Elle se recule légèrement, comme pour tenter de m'échapper. Cette nana me fait plus d'effet qu'aucune autre avant elle. Je la dévisage, m'attarde quelques instants sur son regard où se reflètent à la fois l'inquiétude et l'envie, puis mes yeux dérivent vers ses lèvres douces et charnues qu'elle mordille en me fixant. Elle esquisse un sourire enjôleur et je me jette sur elle, la serre contre moi et l'embrasse avec passion, comme si c'était la dernière fois que je la voyais.
J'enfouis mon nez dans son cou et hume, tel un drogué, son parfum envoûtant mêlé à l'odeur de sa peau.
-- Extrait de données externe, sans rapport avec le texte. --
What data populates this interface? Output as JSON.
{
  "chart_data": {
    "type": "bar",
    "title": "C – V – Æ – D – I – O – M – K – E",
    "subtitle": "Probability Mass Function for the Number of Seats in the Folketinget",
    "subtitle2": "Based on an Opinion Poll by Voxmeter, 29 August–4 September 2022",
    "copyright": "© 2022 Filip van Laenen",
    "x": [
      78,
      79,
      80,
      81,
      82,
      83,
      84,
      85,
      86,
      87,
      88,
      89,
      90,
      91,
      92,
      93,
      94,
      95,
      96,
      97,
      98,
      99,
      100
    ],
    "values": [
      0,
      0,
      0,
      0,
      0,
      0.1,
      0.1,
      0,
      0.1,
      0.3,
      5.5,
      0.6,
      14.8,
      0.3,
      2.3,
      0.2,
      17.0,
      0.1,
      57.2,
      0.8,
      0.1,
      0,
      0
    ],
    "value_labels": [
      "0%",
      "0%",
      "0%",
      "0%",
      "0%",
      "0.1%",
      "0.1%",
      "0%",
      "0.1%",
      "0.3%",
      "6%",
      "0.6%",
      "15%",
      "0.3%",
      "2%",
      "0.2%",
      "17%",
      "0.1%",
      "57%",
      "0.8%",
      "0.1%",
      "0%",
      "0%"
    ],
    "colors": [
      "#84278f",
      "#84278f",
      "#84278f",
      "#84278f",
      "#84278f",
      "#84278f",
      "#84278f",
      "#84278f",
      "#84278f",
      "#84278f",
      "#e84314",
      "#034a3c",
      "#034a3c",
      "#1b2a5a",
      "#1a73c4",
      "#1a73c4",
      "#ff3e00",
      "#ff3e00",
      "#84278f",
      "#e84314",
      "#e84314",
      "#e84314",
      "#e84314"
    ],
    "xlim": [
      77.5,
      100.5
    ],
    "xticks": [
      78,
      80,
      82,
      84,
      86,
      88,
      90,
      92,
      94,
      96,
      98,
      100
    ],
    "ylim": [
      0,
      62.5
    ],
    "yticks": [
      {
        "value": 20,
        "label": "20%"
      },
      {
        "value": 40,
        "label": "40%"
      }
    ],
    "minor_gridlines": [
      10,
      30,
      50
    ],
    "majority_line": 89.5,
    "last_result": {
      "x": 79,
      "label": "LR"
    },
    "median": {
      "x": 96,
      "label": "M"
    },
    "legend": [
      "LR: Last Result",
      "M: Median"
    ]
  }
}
Elle soupire d'aise tandis que je parsème sa gorge de baisers et que mes mains sillonnent son corps, puis elle me repousse avec détermination.
— Non, Maxence. Pas ici.
J'ai besoin de la sentir contre moi et je tente de l'étreindre à nouveau.
— Si tu savais comme j'ai envie de toi...
— J'ai bien une idée oui, constate-t-elle avec espièglerie, mais pas ce soir.
— Quand alors ? J'en peux plus, je chuchote à son oreille.
— J'en ai très envie également, mais je commence tôt le matin. Et j'aimerais aussi pouvoir me concentrer sur mes révisions, les partiels seront bientôt là.
— L'après-midi dans ce cas ?
— Je t'ai dit non, Maxence. Je travaille avec Mia à la bibliothèque après les cours et il est prévu que je pose à nouveau à l'atelier de Bianca en fin de journée.
— Quoi ? Tu y retournes demain ?
— Oui. Et vendredi.
Je referme mes bras sur elle, je ne veux pas qu'elle me laisse. J'ai du mal à calmer mon cœur qui pulse à vive allure.
— Je ne sais pas si je vais le supporter, je me plains en la couvrant de baisers.
— C'est de l'Art, je te rappelle. Et tu n'auras qu'à te dire que pendant que je serai nue devant ton ami, c'est à toi que je penserai... susurre-t-elle d'une voix sensuelle avant de me mordre l'oreille.
Elle m'embrasse une dernière fois du bout des lèvres, puis se lève et s'en va.
— À plus beau brun... lâche-t-elle sans même se retourner.
C'est plus de l'allumage à ce niveau-là, c'est une invitation à la luxure qu'elle vient de m'envoyer. J'ai l'air bien con maintenant que je suis tout seul dans ce bar, à bander comme un âne, prêt à exploser dans mon jean. Je n'ai plus qu'à attendre que ça passe avant de rentrer chez moi. Je compose un message à son attention.
[Maxence : pécheresse.]
[Séléné : obsédé.]
Sa réponse me fait sourire parce qu'elle a raison. Je suis obsédé. Inéluctablement obsédé par elle.